Las madres son un capital social concreto. Y debe haber mucho más en su territorio de lo que vemos desde afuera, probablemente muy distinto al que imaginamos como ideal. Toda comunidad los tiene. Es cierto que se trata de relaciones atravesadas por la violencia y que incluso esa violencia tiene para esos chicos un valor muy distinto que para un adolescente de clase media. Pero hay un montón de valores y tramas de relaciones sobre las que se puede tender un puente. Esa trama de relaciones es la diferencia para que un hecho se transforme en “un caso”. Y si bien es muy preocupante que eso dependa de las personas, por otro lado implica que las personas tienen un rol a jugar. Un caso como el de Luciano Arruga es un ejemplo para pensar la batalla en ese sentido. Tenemos allí un barrio donde hay vecinos con más poder que piensan en la justicia como un lugar de venganza, a la que clama condenas fuertes o en la que deposita los deseos más autoritarios. Y tenemos a otros con menos poder, pero con capacidad para organizarse, para denunciar, para persistir. Y gracias a ese esfuerzo Luciano se transforma en un caso. Ese capital es el que nos permite no naturalizar la violencia institucional. El problema es que nadie trabaja sobre cómo prevenirlo estos casos, sobre las condiciones materiales de producción de esa violencia que terminan produciendo la desaparición de Luciano.
Lo siniestro, como en el caso de Miguel Bru o Luciano, pero también de Julio López, es la desaparición como un mensaje.
Son las marcas siniestras de nuestra historia. Miguel Bru, por ejemplo, desaparece de la comisaría 9 de La Plata, donde en tiempos de la dictadura funcionaba un chupadero. En el caso de Luciano está involucrada una comisaría donde funcionó otro centro clandestino. En otros países la violencia del poder se expresa justamente por lo contrario: la aparición de los cuerpos. La exhibición es parte de esa violencia. Pero en nuestra historia la desaparición cumple un rol. Me hace pensar, si nos concentramos en cómo funciona en realidad la máquina de la violencia policial, que la desaparición es el recurso extremo de una causa fraguada. Tiene más que ver con las formas de encubrir. Forma parte de las modalidades institucionales que expresan cómo se cubre la policía en un sistema en el que la justicia se desentiende totalmente de cómo se produce la prueba. Es parte de ese funcionamiento burocrático.
¿La desaparición de Julio López también forma parte de esa lógica?

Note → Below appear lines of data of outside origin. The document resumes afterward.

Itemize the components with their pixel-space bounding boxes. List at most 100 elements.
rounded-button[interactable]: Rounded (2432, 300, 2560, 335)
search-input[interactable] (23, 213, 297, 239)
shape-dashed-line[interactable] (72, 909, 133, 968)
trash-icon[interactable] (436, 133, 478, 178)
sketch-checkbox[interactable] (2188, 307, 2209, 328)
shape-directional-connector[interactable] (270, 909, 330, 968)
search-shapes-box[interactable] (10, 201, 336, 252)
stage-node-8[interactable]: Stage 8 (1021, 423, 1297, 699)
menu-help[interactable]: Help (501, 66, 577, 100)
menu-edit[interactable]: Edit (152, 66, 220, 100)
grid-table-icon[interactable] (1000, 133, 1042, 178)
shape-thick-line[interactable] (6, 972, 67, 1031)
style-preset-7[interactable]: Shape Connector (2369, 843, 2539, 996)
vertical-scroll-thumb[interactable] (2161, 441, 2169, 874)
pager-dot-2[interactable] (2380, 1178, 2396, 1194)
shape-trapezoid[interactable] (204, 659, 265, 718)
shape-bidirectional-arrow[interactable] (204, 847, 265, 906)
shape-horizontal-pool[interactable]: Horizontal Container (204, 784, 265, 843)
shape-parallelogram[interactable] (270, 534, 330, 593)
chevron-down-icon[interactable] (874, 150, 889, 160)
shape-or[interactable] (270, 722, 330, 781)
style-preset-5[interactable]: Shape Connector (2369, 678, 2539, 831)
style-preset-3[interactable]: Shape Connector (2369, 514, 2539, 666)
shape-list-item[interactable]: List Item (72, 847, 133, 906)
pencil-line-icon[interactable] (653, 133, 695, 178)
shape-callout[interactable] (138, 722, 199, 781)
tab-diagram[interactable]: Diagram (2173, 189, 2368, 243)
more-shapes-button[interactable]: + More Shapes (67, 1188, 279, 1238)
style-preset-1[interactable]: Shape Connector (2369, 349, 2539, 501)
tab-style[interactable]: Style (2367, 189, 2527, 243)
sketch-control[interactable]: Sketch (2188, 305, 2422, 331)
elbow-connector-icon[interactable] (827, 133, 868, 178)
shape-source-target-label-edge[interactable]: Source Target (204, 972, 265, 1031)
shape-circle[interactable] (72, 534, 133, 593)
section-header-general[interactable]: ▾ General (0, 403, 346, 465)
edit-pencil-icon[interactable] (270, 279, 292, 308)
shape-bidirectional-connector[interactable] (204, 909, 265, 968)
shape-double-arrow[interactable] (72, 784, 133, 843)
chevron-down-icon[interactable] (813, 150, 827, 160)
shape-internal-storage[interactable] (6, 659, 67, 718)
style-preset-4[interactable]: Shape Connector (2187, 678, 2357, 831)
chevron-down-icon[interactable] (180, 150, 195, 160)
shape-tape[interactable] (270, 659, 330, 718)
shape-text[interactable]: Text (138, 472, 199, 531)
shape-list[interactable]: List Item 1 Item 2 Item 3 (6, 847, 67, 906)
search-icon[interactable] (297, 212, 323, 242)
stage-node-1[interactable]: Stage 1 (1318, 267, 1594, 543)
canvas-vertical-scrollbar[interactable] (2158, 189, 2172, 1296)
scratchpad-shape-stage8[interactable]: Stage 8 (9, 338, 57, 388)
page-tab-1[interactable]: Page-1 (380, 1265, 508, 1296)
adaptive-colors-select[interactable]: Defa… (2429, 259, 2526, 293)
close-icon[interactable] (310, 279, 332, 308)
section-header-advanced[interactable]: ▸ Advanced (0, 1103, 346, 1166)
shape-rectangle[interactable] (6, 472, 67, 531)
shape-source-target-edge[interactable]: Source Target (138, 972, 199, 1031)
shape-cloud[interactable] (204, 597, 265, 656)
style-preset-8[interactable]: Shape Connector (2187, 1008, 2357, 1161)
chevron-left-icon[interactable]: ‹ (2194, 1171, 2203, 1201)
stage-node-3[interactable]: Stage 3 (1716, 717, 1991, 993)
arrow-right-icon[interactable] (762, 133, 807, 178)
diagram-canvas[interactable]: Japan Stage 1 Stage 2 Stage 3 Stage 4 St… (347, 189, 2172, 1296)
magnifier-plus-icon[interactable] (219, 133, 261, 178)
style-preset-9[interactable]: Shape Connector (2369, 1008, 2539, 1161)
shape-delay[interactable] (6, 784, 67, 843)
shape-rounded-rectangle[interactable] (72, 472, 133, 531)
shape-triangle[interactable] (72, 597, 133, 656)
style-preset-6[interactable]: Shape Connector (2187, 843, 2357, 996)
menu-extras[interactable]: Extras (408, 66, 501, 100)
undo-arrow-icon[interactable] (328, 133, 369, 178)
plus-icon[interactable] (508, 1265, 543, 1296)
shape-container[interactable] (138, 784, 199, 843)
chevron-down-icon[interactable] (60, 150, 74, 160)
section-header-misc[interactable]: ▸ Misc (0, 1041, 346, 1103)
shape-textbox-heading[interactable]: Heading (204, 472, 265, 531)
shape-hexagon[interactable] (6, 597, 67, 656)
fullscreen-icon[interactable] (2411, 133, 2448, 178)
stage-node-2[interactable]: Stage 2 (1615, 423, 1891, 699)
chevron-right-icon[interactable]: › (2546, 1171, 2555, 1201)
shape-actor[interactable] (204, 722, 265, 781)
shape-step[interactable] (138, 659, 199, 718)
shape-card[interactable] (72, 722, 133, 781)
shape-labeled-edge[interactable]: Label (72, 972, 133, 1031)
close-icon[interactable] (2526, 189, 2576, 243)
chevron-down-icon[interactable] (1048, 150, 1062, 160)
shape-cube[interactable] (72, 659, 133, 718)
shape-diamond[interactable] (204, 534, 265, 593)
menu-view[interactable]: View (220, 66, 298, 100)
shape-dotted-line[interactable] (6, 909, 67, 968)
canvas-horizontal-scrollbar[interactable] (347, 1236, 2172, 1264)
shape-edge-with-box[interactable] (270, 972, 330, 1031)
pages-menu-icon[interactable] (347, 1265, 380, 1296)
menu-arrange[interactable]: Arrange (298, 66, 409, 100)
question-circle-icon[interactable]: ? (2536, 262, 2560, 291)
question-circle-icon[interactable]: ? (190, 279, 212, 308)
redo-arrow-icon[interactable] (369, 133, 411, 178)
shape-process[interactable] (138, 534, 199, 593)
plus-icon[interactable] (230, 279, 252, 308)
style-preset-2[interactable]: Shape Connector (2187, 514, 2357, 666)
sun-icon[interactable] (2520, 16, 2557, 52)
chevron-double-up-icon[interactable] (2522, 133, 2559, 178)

La desaparición de López sacó a la luz dos cosas muy fuertes. Por un lado, reactualiza el terror de la dictadura, hasta incluso en un plano de disputa de la verdad histórica. Por el otro, generó muchísima preocupación en cuanto a la responsabilidad de cuidar a los testigos, algo que hasta la desaparición de López no sé si había pensado…
… es cierto: representa lo impensable, incluso hoy, porque, ¿qué reflexión social se produjo desde su desaparición?
El grupo que está trabajando el tema en La Plata lo está tomando. A nivel litigio, hay reflexión y trabajo. Pero en el plano simbólico, la memoria de López nos revela la actualidad de la ilegalidad. Y eso tiene un contenido siniestro. Un caso como el de Luciano nos revela cómo es esa ilegalidad en una aldea, Lomas del Mirador. Pero el caso de López atraviesa todo: desde la policía bonaerense hasta los organismos de derechos humanos. López, en ese sentido, es un mensaje que quizá nos lleve años descifrar.